Bugün yakın târihimizin en karanlık ve en uğursuz olaylarından birinin yıldönümü:
99 sene önce bugün, 29 Ekim 1914 târihinde Osmanlı İmparatorluğu, daha sonra Birinci Cihan Harbi adını alacak olan ve dokuz milyon muhârib ile yaklaşık 50 milyon sivilin hayâtına mâlolacak savaşa resmen katılmışdı.
Beşeriyet târihinde o güne kadar yaşanmış bu en büyük ve en kanlı savaş başlarken, artık ölüm döşeğinde yatmasına rağmen hâlâ beş küsur milyon kilometrekare toprağa ve kırk küsur milyon nüfûsa sâhib bulunan “Boğaziçi’ndeki Hasta Adam” , dokuz yıl sonra mûcize kabîlinden “kefeni yırtarak” Türkiye Cumhûriyeti’ni îlân ederken topraklarımız 760.000 kilometrekareye ve nüfûsumuzda 12 milyona düşmüş olacakdı. Üstelik bu 12 milyon içinde sağlam erkek de hemen hemen kalmamış gibiydi.
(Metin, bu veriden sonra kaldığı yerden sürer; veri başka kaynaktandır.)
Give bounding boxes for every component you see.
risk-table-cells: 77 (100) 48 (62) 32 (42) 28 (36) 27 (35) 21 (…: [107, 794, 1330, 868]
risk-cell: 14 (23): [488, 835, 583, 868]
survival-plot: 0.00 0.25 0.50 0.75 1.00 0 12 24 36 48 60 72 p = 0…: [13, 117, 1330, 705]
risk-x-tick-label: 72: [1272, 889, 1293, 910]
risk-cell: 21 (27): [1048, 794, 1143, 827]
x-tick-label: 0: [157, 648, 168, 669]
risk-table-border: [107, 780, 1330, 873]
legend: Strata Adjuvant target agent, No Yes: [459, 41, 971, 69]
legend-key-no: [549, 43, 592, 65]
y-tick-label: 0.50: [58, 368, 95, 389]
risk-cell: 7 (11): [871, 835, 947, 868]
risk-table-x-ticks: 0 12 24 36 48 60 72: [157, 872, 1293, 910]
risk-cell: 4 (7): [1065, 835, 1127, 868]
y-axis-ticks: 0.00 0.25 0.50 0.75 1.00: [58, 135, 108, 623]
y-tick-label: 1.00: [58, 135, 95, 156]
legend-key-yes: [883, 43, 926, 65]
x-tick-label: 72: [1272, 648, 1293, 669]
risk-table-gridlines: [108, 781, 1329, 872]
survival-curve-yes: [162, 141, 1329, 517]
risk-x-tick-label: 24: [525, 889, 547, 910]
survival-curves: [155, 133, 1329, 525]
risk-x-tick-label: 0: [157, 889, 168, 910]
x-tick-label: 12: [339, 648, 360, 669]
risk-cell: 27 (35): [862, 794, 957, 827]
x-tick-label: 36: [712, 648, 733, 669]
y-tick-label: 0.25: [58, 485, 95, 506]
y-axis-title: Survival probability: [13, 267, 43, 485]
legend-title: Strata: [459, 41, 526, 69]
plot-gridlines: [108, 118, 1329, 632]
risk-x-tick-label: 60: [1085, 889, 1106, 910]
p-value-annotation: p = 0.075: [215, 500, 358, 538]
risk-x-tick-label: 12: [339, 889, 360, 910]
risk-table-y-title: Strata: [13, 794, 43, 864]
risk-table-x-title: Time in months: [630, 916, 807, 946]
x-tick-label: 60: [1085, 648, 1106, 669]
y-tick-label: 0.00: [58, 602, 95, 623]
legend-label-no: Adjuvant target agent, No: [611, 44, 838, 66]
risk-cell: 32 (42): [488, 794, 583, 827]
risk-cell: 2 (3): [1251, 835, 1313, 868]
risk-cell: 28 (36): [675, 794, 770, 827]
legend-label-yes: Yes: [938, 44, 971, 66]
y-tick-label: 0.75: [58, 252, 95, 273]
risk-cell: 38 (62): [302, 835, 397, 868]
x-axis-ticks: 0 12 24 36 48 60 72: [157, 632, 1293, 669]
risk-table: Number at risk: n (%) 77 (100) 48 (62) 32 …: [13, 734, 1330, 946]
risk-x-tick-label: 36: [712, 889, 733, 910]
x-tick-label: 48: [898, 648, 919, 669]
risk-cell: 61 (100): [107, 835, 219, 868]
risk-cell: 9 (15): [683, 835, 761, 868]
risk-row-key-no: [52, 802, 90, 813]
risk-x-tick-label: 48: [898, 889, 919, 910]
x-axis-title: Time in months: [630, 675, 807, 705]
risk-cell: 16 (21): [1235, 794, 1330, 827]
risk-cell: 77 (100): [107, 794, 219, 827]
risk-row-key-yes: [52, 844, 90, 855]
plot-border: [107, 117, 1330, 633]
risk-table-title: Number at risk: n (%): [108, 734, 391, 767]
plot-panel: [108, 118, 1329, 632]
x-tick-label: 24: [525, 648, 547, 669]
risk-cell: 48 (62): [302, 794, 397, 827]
Zâten daha önce şehîd olanlar sonucu erkek nüfus oran olarak da fevkalâde düşükdü.
Peki, biz bu bâdirenin içine nasıl düşmüşdük?
Bizlere onyıllar boyunca sırf Osmanlı yöneticilerinin ne kadar “ahmak ve yeteneksiz” (!) kimseler olduğu kara propagandasını yapmak amacıyla, “Triumvirat” (Üç erkeğin ortak yönetimi) diye adlandırılan Enver Paşa, Cemâl Paşa (Gazeteci Hasan Cemâl’in Dedesi) ve Câvit Bey’in, kendi haberleri bile doğru dürüst olmaksızın paldır küldür bu felâkete sürüklendiğimiz martavalı okunmuşdur.
Oysa gerçek bu değildir!
Her şeyin bal gibi farkındaydılar ve Türkiye’yi, yâni İmparatorluk’dan ardakalan son parçayı dışarıda tutmak için de var güçleriyle çaba göstermişlerdir!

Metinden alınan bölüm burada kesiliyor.